Today’s study connects osteocalcin and RbAp48, suggesting that the key driver of the memory improvements lay in the interplay between these molecules. In a series of molecular and behavioral experiments, the team found that RbAp48 controls the expression levels of BDNF and GPR158, two proteins regulated from osteocalcin. This chain of events appears to be critical; if RbAp48 function is inhibited, osteocalcin infusions have no effect on the animals’ memory. Osteocalcin needs RbAp48 to kick start the process.
This complex sequence of molecular signals is entirely different from those associated with Alzheimer’s disease. “This is the clearest evidence yet that age-related memory loss and Alzheimer’s are distinct diseases,” said Dr. Kandel.

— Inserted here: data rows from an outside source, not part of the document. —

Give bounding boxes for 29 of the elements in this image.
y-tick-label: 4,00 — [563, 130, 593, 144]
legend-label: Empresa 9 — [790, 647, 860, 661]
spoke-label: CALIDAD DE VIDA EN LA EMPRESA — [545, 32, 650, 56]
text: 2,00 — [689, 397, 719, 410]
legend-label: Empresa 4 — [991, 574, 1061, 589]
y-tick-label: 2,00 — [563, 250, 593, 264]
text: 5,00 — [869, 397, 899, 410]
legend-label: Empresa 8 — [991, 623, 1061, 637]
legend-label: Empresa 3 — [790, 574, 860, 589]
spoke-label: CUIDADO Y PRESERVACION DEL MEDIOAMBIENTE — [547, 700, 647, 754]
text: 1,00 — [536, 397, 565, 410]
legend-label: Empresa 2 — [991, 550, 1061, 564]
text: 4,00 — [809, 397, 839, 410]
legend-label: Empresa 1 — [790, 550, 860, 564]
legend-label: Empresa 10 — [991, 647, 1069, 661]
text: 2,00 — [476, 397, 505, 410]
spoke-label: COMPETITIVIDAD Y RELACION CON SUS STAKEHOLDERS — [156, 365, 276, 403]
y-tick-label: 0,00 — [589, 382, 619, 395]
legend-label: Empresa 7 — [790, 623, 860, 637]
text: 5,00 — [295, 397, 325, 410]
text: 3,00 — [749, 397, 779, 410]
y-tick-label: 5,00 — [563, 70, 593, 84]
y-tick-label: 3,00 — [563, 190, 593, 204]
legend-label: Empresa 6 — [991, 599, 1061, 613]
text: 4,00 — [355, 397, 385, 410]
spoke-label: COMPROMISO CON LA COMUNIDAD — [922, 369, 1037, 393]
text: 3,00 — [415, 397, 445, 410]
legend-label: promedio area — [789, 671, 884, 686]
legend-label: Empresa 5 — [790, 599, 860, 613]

These findings also provide further evidence in favor of what may be the best way to stave off, or even treat, age-related memory loss in people: exercise. Studies in mice by Dr. Karsenty’s team have shown that moderate exercise, such as walking, triggers the release of osteocalcin in the body. Dr. Kandel proposes that, over time, osteocalcin may make its way to the brain, where it encounters RbAp48. Eventually, this could have a long-term, positive effect on memory and the brain.
“This notion points to another line of inquiry that we’re eager to explore, which is how does the aging body act on the aging brain, and how can it be reversed?” said Dr. Kandel, “Our latest findings are almost certainly not the whole story. They are just the beginning.” This paper is titled “RbAp48 protein is a critical component of GPR158/OCN signaling and ameliorates age-related memory loss.” Additional contributors include first author Stylianos Kosmidis, PhD, Alexandros Polyzo, Lucas Harvey, Mary Youssef, Christine A. Denny, PhD, and Alex Dranovsky.
This research was supported by the Howard Hughes Medical Institute.
The authors report no financial or other conflicts of interest.